Saturday, June 11, 2016

Eastern Tent Caterpillars

Note: This show first aired June 11, 2016.

Early summer in Maine is astonishing. One moment the forest canopy is open, allowing glimpses of the newly arrived migrating warblers, a day or two later and the broad leaves have exploded from their buds, and any chance you had of seeing a tiny fast moving bird is gone. These rapidly growing fresh green leaves are not just a beautiful annoyance to bird watchers, but a nutritious salad bar for many of the insects that those warblers come here to eat. The young newly emerged leaves have a high water and nitrogen content to support their rapid growth, and generally lack the defensive chemicals that develop age, protecting the mature leaves. The high nutrient content combined with a lack of protection make them easy targets for developing insect larvae.
One type of larva that everyone has been freaking out about this year is the Eastern Tent Caterpillar, aka Malacosoma americanum. If you have been around any cherry or apple trees this spring, you have seen these. They are a remarkably social insect, emerging as tiny caterpillars in May, from a mass of eggs that overwintered glued to a branch on the host tree. The larvae congregate together and immediately start spinning a large three dimensional web in the crotch between two branches, that’s the tent. This web serves as home base for this community of caterpillars. As a native of north America, they especially like native cherry trees, but are also commonly seen in apple trees, though will occasionally end up on other species. The caterpillars emerge just as the new leaves are emerging on the host tree in the spring, perfectly timed to hatch just as their food source does. As they grow they continue to spin more and more silk, enlarging their tent as they themselves need more room. The tent provides a space to congregate when they are not feeding, and a temperature regulation mechanism. The tent is usually oriented to have maximum surface area towards the sun in the morning, so the caterpillars can warm up, become active and digest their food more efficiently. They go through a series of six instars, or caterpillar size classes, shedding their soft exoskeleton and expanding their body into a new larger skin. Generally they spend all of their time on their host tree, but at the end of their larval period, the group disbands, and individuals wander off, in search of good places to pupate on their own.
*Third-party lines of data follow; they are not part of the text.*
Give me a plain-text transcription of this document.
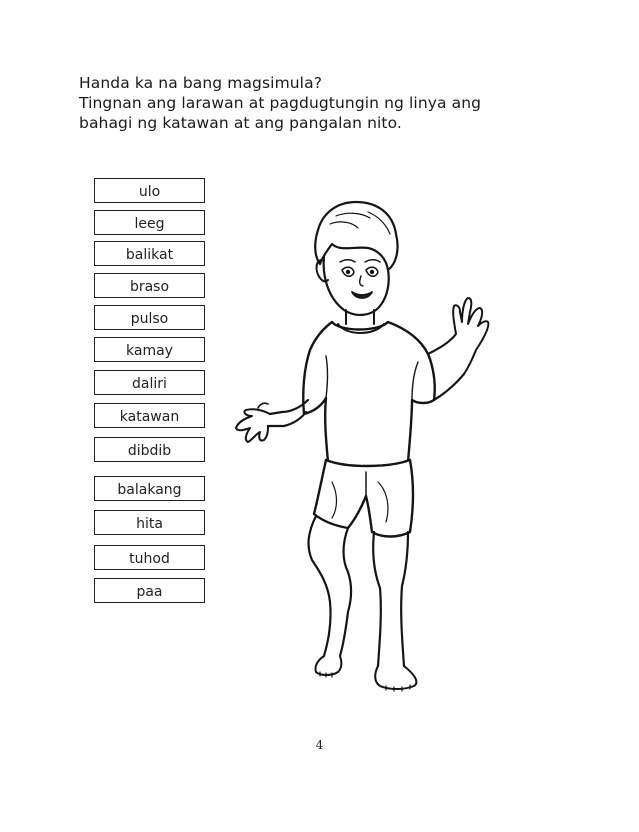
Handa ka na bang magsimula?
Tingnan ang larawan at pagdugtungin ng linya ang
bahagi ng katawan at ang pangalan nito.
ulo
leeg
balikat
braso
pulso
kamay
daliri
katawan
dibdib
balakang
hita
tuhod
paa
4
When you see individuals wandering about over the landscape, this is what they are doing—looking for a good spot like a tree trunk or fence post on which to spin their cocoon and undergo the three week transformation into an adult.

One would think that these caterpillars would be sitting ducks for any and all predators—after all they live in big juicy groups in large easy to spot nests. As a result they have evolved several defensive mechanisms that keep them off the menu for most birds and parasitic insects, the organisms that would be their most likely predators. First they have a behavioral tic that causes them to thrash about wildly if threatened. This makes it especially hard for a parasitic wasp to successfully inject an egg into the caterpillar. Secondly, as is noted, they feed on cherry trees, and cherry tree tissue contains cyanide, so these caterpillars can sometimes release cyanide containing juices if threatened. Thirdly, and probably most obviously, the backs of these caterpillar are lined with hundreds of irritating hairs. Any animal that eats the caterpillar has to contend with the build up of these hairs in their throats and stomachs, the effects of which can range from uncomfortable to debilitating. The Black billed cuckoo is one local bird that has evolved the ability to eat these irritating caterpillars hair and all, the birds eat their fill and then cough up the lining of their stomach, growing a new one ready for the next meal of hairy tent caterpillars.

Seeing a tree, like the black cherry tree in my yard, totally stripped of leaves by hungry caterpillars is alarming, when all around lush green leaves are spilling out of twigs. The cherry tree looks dead, but trees are not that easy to kill, and it takes more than a denuding by tent caterpillars to do in a cherry tree. They, and many other broad leaf trees, have the ability to grow another set of leaves later in the summer, from buds that form in the spring (as opposed to the ones that over winter). Watch a tree attacked by tent caterpillars this summer, by August it should have sprouted new leaves, and not a tent caterpillar in sight. The caterpillars pupate in June and emerge as adults at the end of June or into July depending on location. The adult’s job, as is the job of so many adult lepidopterans, is simply to mate as soon as possible, lay eggs and die. Those eggs, once laid, wait many long months, until next spring, before the next round of tent caterpillars emerges, and we start all over again.